Ländliche Baukultur - Dieses von Jean-Pierre Anderegg 1972 begonnene umfassende Verzeichnis wurde 1987 abgeschlossen. Die in fünfzehn Jahren gesammelten Materialien, insbesondere die Fotosammlung mit Zehntausenden von Aufnahmen, bilden noch heute die wichtigste dokumentarische Grundlage für die Architekturgeschichte des Kantons.

Teil eines grossen nationalen Projekts, das die Schweizerische Gesellschaft für Volkskunde 1945 lanciert hatte, war die Arbeit die Grundlage für die Veröffentlichung der beiden Bände über die «Bauernhäuser des Kantons Freiburg», die 1979 und 1987 als 7. und 8. Band der von der Schweizerischen Gesellschaft für Volkskunde herausgegebenen Reihe erschienen sind.

Die gesamte Dokumentation ist augenblicklich im Archiv des Amtes für Kulturgüter deponiert.

Kunstdenkmäler - Diese Arbeit ist Teil des grossen Publikationsprojekts des Inventars der Kunstdenkmäler aller Schweizer Kantone, das seit 1927 von der Gesellschaft für Schweizerische Kunstgeschichte (GSK) durchgeführt wird. Von den 15 für den Kanton Freiburg geplanten Bänden sind fünf erschienen.

Marcel Strub veröffentlichte 1956, 1959 und 1964 drei Bände über die Stadt Freiburg. Bei einem Verkehrsunfall ums Leben gekommen, konnte er die Arbeiten am vierten, der Profanarchitektur gewidmeten Band nicht mehr abschliessen.

Sein Nachfolger Hermann Schöpfer, der den Seebezirk inkl. die Stadt Murten bearbeitete, veröffentlichte seine Forschungsergebnisse in zwei Bänden, die 1989 und 2000 erschienen.

Ihm folgte 2001 Daniel de Raemy nach, der die Stadt Estavayer-le-Lac bearbeitet. Die Publikation des sechsten Bandes der Reihe widmet sich dieser mittelalterlichen Stadt und soll 2020 erscheinen.

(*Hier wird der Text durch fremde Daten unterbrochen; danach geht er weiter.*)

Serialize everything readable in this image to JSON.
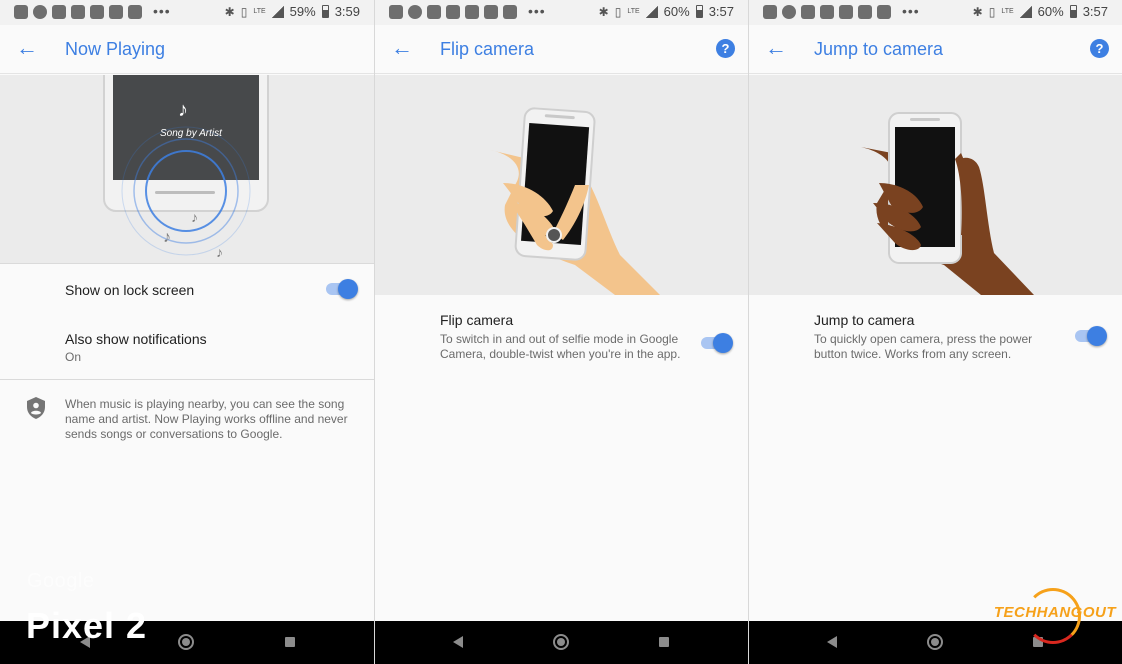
{
  "colors": {
    "accent": "#3d7fe2",
    "toggle_track": "#a9c5f2",
    "hero_bg": "#ebebeb",
    "skin_light": "#f3c48c",
    "skin_dark": "#7a4220"
  },
  "panels": [
    {
      "status": {
        "battery": "59%",
        "time": "3:59"
      },
      "title": "Now Playing",
      "illustration_caption": "Song by Artist",
      "settings": [
        {
          "title": "Show on lock screen",
          "toggle_on": true
        },
        {
          "title": "Also show notifications",
          "subtitle": "On"
        }
      ],
      "info_text": "When music is playing nearby, you can see the song name and artist. Now Playing works offline and never sends songs or conversations to Google."
    },
    {
      "status": {
        "battery": "60%",
        "time": "3:57"
      },
      "title": "Flip camera",
      "setting": {
        "title": "Flip camera",
        "description": "To switch in and out of selfie mode in Google Camera, double-twist when you're in the app.",
        "toggle_on": true
      }
    },
    {
      "status": {
        "battery": "60%",
        "time": "3:57"
      },
      "title": "Jump to camera",
      "setting": {
        "title": "Jump to camera",
        "description": "To quickly open camera, press the power button twice. Works from any screen.",
        "toggle_on": true
      }
    }
  ],
  "icons": {
    "back": "arrow-back-icon",
    "help": "help-icon",
    "shield": "shield-account-icon",
    "music_note": "music-note-icon"
  },
  "glyphs": {
    "back_arrow": "←",
    "help_mark": "?",
    "more_dots": "•••",
    "bluetooth": "✱",
    "vibrate": "▯",
    "lte": "LTE",
    "music_note": "♪"
  },
  "watermarks": {
    "google": "Google",
    "pixel": "Pixel 2",
    "techhangout": "TECHHANGOUT"
  }
}
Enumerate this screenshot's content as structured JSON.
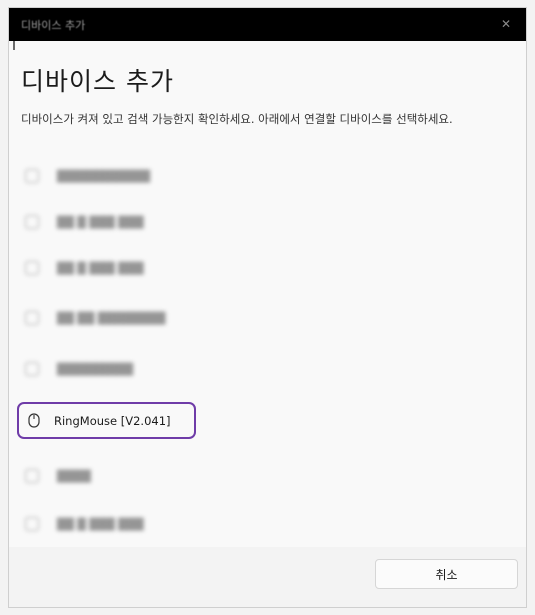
{
  "window": {
    "title": "디바이스 추가",
    "close_glyph": "✕"
  },
  "heading": "디바이스 추가",
  "description": "디바이스가 켜져 있고 검색 가능한지 확인하세요. 아래에서 연결할 디바이스를 선택하세요.",
  "devices": [
    {
      "label": "███████████",
      "icon": "generic-device-icon",
      "blurred": true
    },
    {
      "label": "██ █ ███ ███",
      "icon": "generic-device-icon",
      "blurred": true
    },
    {
      "label": "██ █ ███ ███",
      "icon": "generic-device-icon",
      "blurred": true
    },
    {
      "label": "██ ██ ████████",
      "icon": "generic-device-icon",
      "blurred": true
    },
    {
      "label": "█████████",
      "icon": "generic-device-icon",
      "blurred": true
    },
    {
      "label": "RingMouse [V2.041]",
      "icon": "mouse-icon",
      "blurred": false,
      "selected": true
    },
    {
      "label": "████",
      "icon": "generic-device-icon",
      "blurred": true
    },
    {
      "label": "██ █ ███ ███",
      "icon": "generic-device-icon",
      "blurred": true
    }
  ],
  "footer": {
    "cancel_label": "취소"
  },
  "colors": {
    "selection_border": "#6f3ca8",
    "titlebar": "#000000",
    "background": "#f9f9f9"
  }
}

Kunstführer durch die Schweiz - Das Band 4b, das 2012 von der Gesellschaft für Schweizer Kunstgeschichte (GSK) herausgegeben wurde, erwähnt und beschreibt kurz und bündig alle Freiburger Bauten, die als Kulturgüter kantonaler Bedeutung betrachtet werden. Die Videopräsentation ansehen

Verschiedenes - Gezieltere thematische Verzeichnisse wurden für Eisenbahnanlagen (1999), für Transformatorenhäuschen (2002) und für die Schilder der Stadt Freiburg (1991) erstellt. 

Nationale Verzeichnisse

Der Bund sowie verschiedene nationale Verbände und Vereine haben eine Reihe von Verzeichnissen erstellt und finanziert, die sich mit Ortsbildern, Verkehrswegen, Industriestätten, militärischen Bauten und Anlagen, Bahnanlagen sowie historischen Park- und Gartenanlagen befassen. Die hohe Zahl solcher Verzeichnisse zeugt nicht nur von der Erweiterung des Begriffs des Kulturerbes oder Kulturguts, sondern auch von neuen Interessen im Raumplanungs- und Landmanagement-Bereich.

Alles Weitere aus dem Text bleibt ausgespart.